三日月と獅子、そして太陽

主に、訪問した展覧会について、感想を書くブログです。

赤について反芻する帰り道

 「朱色?茜色?紅色?…いや、これは真朱なのかな?」

 

一応印刷業の端くれである私は、錆びつきかけた色の知識を紐解きつつ、そんな事を考えながら、この日の帰路についたのだった。
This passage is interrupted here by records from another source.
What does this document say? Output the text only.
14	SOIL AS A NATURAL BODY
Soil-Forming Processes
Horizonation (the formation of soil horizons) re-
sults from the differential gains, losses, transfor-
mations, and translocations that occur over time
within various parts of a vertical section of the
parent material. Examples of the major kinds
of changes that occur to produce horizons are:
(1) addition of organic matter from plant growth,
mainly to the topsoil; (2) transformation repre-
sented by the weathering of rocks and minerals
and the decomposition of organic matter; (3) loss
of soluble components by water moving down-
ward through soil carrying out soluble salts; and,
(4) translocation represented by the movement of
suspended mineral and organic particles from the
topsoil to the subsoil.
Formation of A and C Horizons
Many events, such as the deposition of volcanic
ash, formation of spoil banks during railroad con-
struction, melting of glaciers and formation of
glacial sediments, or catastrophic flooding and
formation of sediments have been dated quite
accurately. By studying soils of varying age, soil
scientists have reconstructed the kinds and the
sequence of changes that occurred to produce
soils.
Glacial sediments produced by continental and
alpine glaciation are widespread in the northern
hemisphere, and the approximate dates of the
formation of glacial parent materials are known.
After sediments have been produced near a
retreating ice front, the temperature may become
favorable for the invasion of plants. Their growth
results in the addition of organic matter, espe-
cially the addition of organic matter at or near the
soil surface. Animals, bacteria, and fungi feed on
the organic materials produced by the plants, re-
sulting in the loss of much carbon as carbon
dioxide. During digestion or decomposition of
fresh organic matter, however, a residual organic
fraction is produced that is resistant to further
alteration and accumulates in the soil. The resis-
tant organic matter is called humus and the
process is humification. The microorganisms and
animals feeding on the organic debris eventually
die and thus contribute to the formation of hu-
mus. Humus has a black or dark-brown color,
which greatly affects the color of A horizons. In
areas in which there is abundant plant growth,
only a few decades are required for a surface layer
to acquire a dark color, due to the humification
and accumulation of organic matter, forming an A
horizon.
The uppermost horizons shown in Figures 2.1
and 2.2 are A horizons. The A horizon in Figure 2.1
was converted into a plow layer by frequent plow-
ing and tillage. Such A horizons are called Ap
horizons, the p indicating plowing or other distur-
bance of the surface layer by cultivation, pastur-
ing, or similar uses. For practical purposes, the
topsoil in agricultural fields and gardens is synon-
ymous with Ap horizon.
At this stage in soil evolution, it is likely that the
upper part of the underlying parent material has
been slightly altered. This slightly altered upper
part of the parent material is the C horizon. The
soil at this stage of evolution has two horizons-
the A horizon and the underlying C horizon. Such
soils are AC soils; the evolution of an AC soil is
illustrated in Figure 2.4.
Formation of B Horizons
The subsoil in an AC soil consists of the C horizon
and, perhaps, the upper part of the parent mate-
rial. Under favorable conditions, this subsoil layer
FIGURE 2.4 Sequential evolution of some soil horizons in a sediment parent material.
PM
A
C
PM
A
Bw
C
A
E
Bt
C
 f:id:Hirolyn:20210929204249j:plain

 

元永紅子展
「いろかげ」
2021.9.1(水)-9.15(水) ※9.22(水)まで延長
11:00-18:00 ※最終日は16:00まで
ギャラリー島田 1F deux & trois

http://gallery-shimada.com/

 

まるで、芋虫がかじり取った後の葉のような、あるいは無造作に破り取った紙片の様な形状。その赤い物体に近づく。

 

「赤に飲み込まれる!」

「赤の世界に引きずり込まれる!」

 

そう思った。それくらい強い赤だった。作品に顔を近づけてみると、その赤は、絵の具を糸の様に何度も何度も重ねて描かれていることが分かる。そうやって、取り込まれたその場所は、とても温かい場所に感じた。

 

その温かみの正体が分からなかったのですが、作者の元永紅子さんが、今回の個展にあたって書き起こされた一文を読んで納得。なるほど、気が遠くなるほど無限に重ねられた絵の具の糸は 、繭を形作る糸の様に紡ぎ出された線なんですね。

 

この赤い作品をずっと見ていると、朱色だったり、茜色だったり、紅色だったり、色々な赤が浮かび上がって来ました。もちろん、使っている赤の絵の具は、「○○色」のように、はっきりしていると思います。が、細い糸のようにして、絵の具を重ね合わせることで生まれる陰影と色のが、赤に様々な赤を内包させたのではないか…と感じるのです。